While he’s up there, I hold his cell in my hand, feeling its smooth backside against my palm, a bit like skin. Suddenly the display lights up:
Winnie calling
, it says, and without thinking I press the
END CALL
button before the phone manages to ring.

This holiday mustn’t end early. But it’s about to—or in any case, its unspoiled happiness is. For Bernard’s mother-in-law wouldn’t call without a reason—and the reason must have something to do with Lærke. I feel the urge to cry. An icon on the cell display indicates that there’s been a call, and a moment later another icon appears, to show that a message has been left. Can I erase the message and remove the icon? These are the last good minutes of our vacation. Of a vacation I never thought I’d take.

Bernard lumbers back to the table in his one-quarter-asleep gait with fruit, two croissants, and a little Nutella on his plate. I want to drink him
in. To inhale him like air, suck him into my lungs, I want to see every little hair on his face, every little wrinkle, for this is the last I’ll see of him before our vacation ends.

Will he glance down when he grasps the arm of the chair to seat himself? Will he notice his phone and pick it up to see who’s called?

No, he only looks at me. And smiles broadly.

“Thank you for last night,” I say.

“I think it’s me who should be thanking you.”

We both laugh.

Yesterday morning, we studied all the widows at the breakfast tables around us and imagined their lives. Some were excessively erect of posture while others were hunched over, but they all radiated a certain dignity in their fine summer dresses, pressed and pastel.

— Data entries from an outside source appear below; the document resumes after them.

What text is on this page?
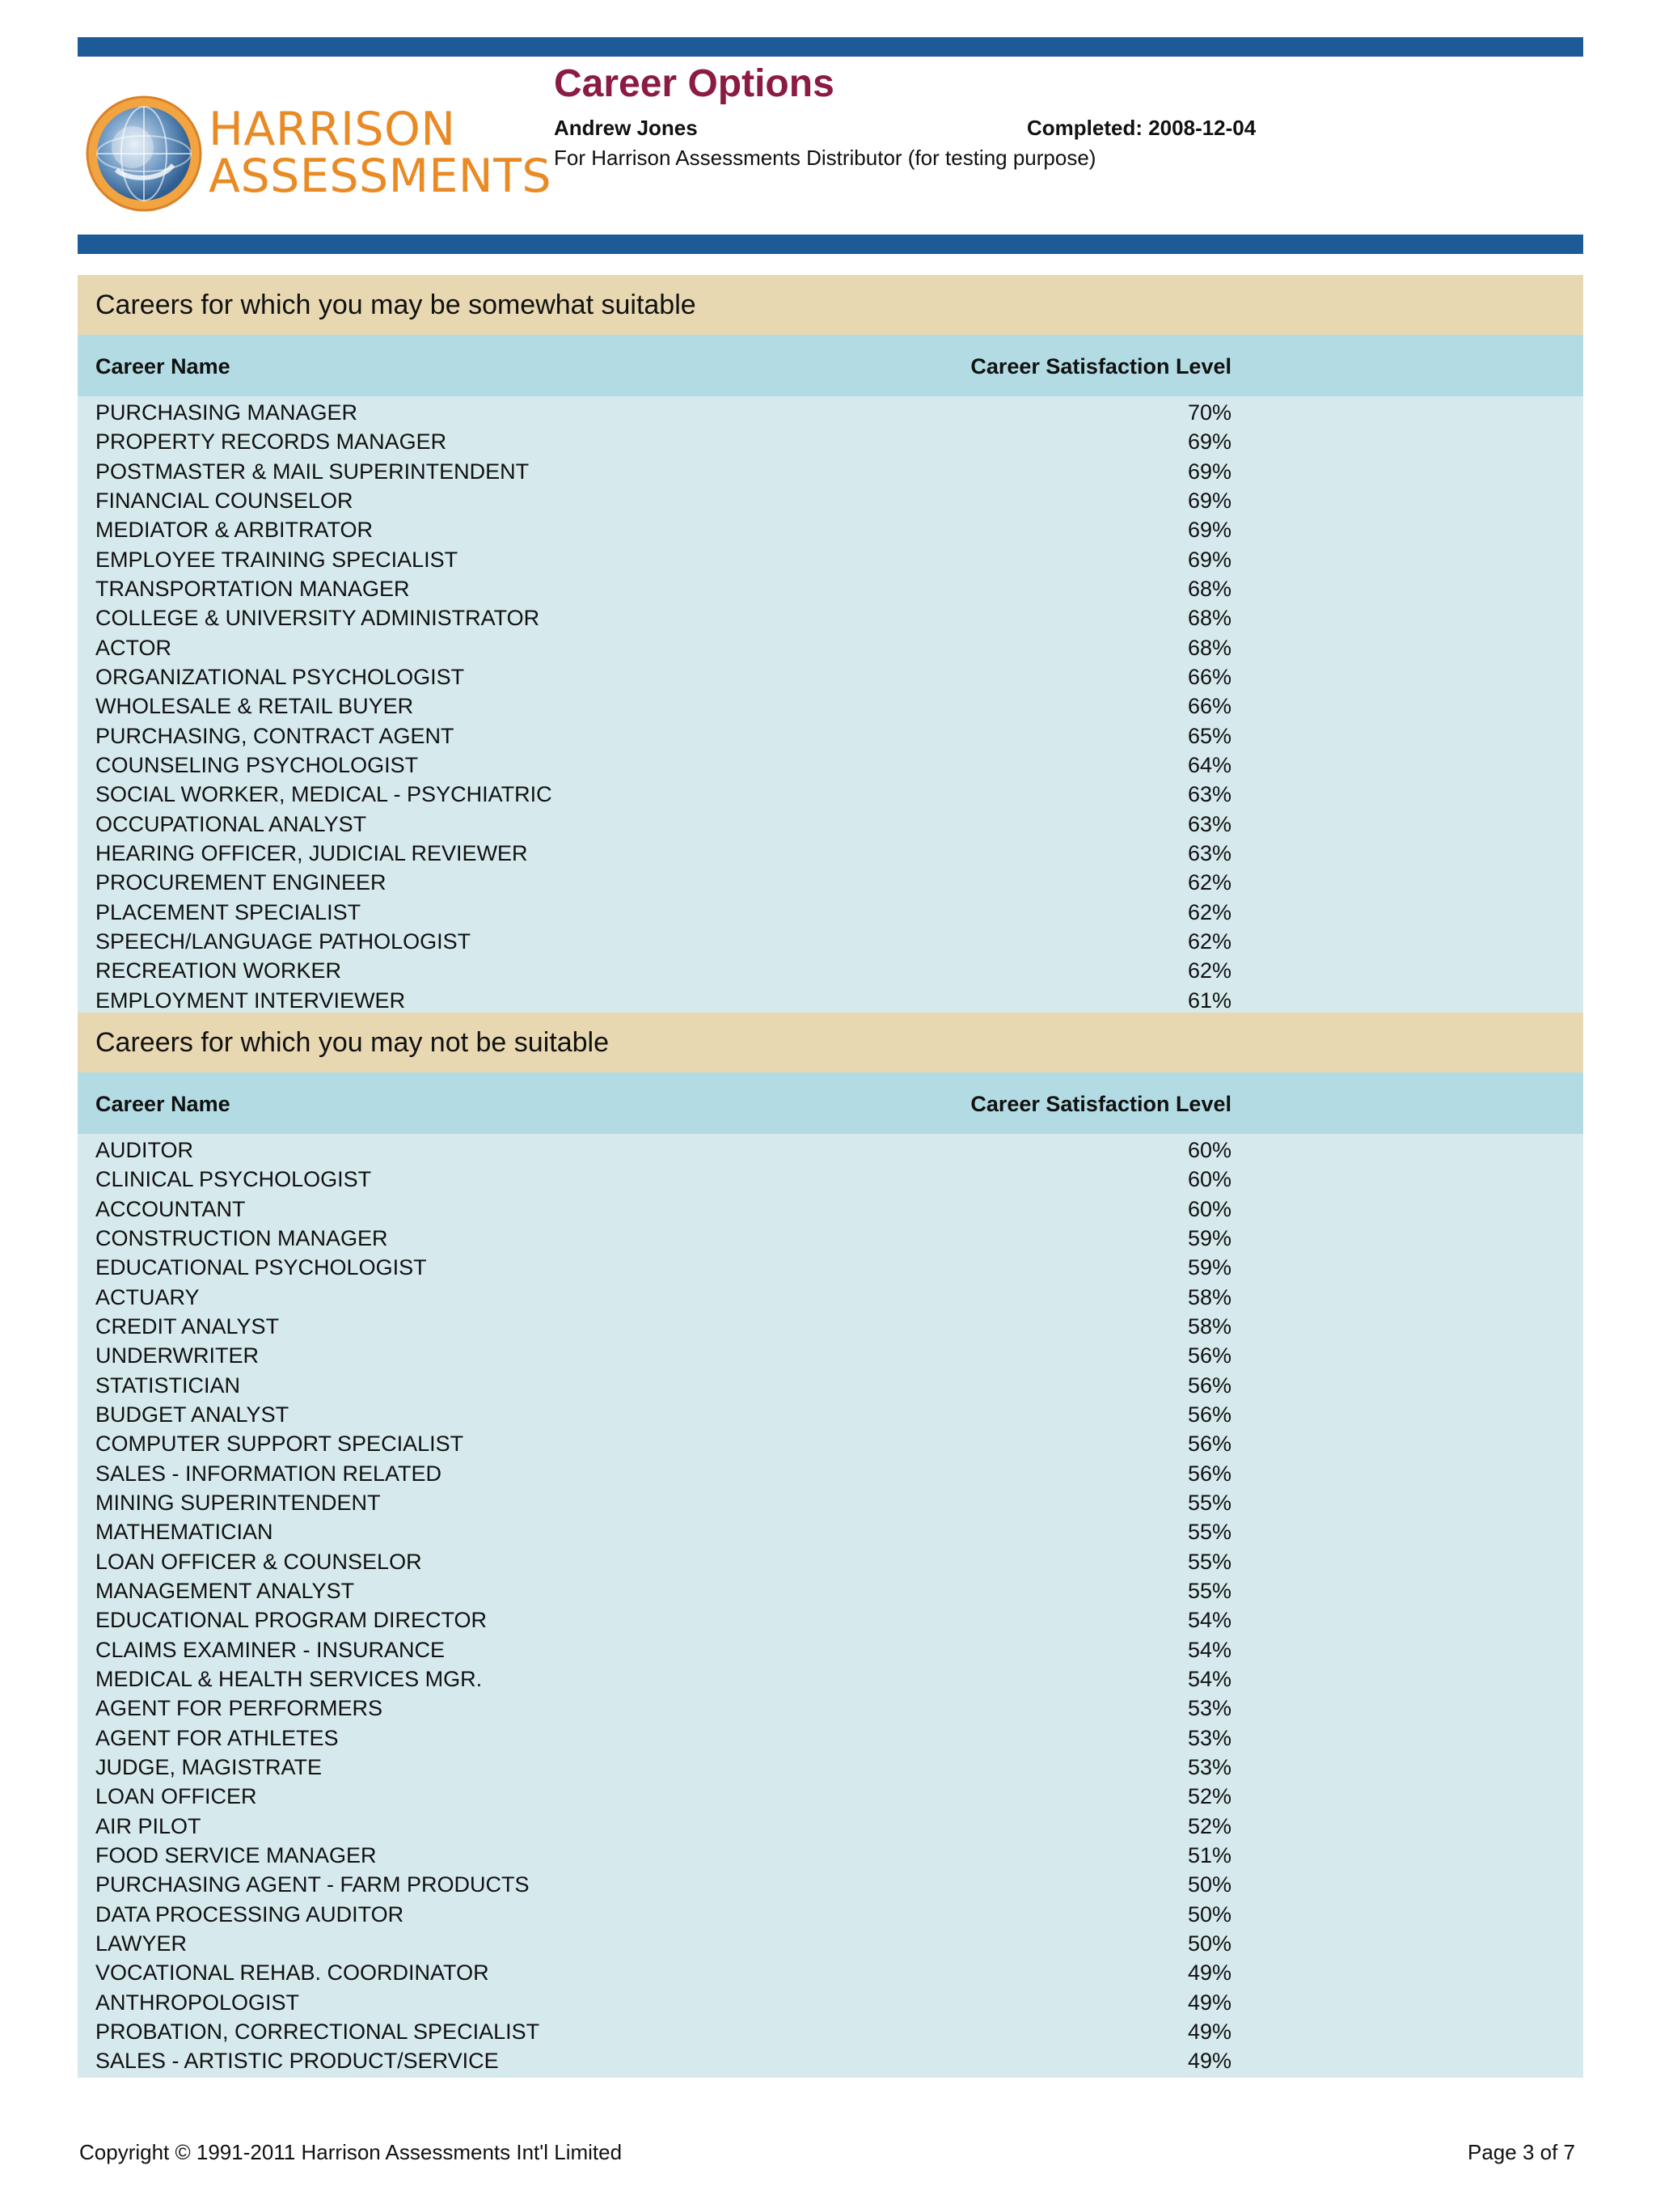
HARRISON
ASSESSMENTS
Career Options
Andrew Jones	Completed: 2008-12-04
For Harrison Assessments Distributor (for testing purpose)
Careers for which you may be somewhat suitable
Career Name	Career Satisfaction Level
PURCHASING MANAGER	70%
PROPERTY RECORDS MANAGER	69%
POSTMASTER & MAIL SUPERINTENDENT	69%
FINANCIAL COUNSELOR	69%
MEDIATOR & ARBITRATOR	69%
EMPLOYEE TRAINING SPECIALIST	69%
TRANSPORTATION MANAGER	68%
COLLEGE & UNIVERSITY ADMINISTRATOR	68%
ACTOR	68%
ORGANIZATIONAL PSYCHOLOGIST	66%
WHOLESALE & RETAIL BUYER	66%
PURCHASING, CONTRACT AGENT	65%
COUNSELING PSYCHOLOGIST	64%
SOCIAL WORKER, MEDICAL - PSYCHIATRIC	63%
OCCUPATIONAL ANALYST	63%
HEARING OFFICER, JUDICIAL REVIEWER	63%
PROCUREMENT ENGINEER	62%
PLACEMENT SPECIALIST	62%
SPEECH/LANGUAGE PATHOLOGIST	62%
RECREATION WORKER	62%
EMPLOYMENT INTERVIEWER	61%
Careers for which you may not be suitable
Career Name	Career Satisfaction Level
AUDITOR	60%
CLINICAL PSYCHOLOGIST	60%
ACCOUNTANT	60%
CONSTRUCTION MANAGER	59%
EDUCATIONAL PSYCHOLOGIST	59%
ACTUARY	58%
CREDIT ANALYST	58%
UNDERWRITER	56%
STATISTICIAN	56%
BUDGET ANALYST	56%
COMPUTER SUPPORT SPECIALIST	56%
SALES - INFORMATION RELATED	56%
MINING SUPERINTENDENT	55%
MATHEMATICIAN	55%
LOAN OFFICER & COUNSELOR	55%
MANAGEMENT ANALYST	55%
EDUCATIONAL PROGRAM DIRECTOR	54%
CLAIMS EXAMINER - INSURANCE	54%
MEDICAL & HEALTH SERVICES MGR.	54%
AGENT FOR PERFORMERS	53%
AGENT FOR ATHLETES	53%
JUDGE, MAGISTRATE	53%
LOAN OFFICER	52%
AIR PILOT	52%
FOOD SERVICE MANAGER	51%
PURCHASING AGENT - FARM PRODUCTS	50%
DATA PROCESSING AUDITOR	50%
LAWYER	50%
VOCATIONAL REHAB. COORDINATOR	49%
ANTHROPOLOGIST	49%
PROBATION, CORRECTIONAL SPECIALIST	49%
SALES - ARTISTIC PRODUCT/SERVICE	49%
Copyright © 1991-2011 Harrison Assessments Int'l Limited	Page 3 of 7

Every summer for forty years, we agreed, they’ve been coming down here from Stockholm—at some point with just their husbands, and before that with their children too, who could play on the grounds. As each man died, his widow had to consider carefully: should she lay this little paradise with him in the grave, this preserved essence of their summers’ happiness during the ’60s and ’70s? In the end, however, each widow insisted on her freedom and her right to go on living life on her own, and she kept making the trip.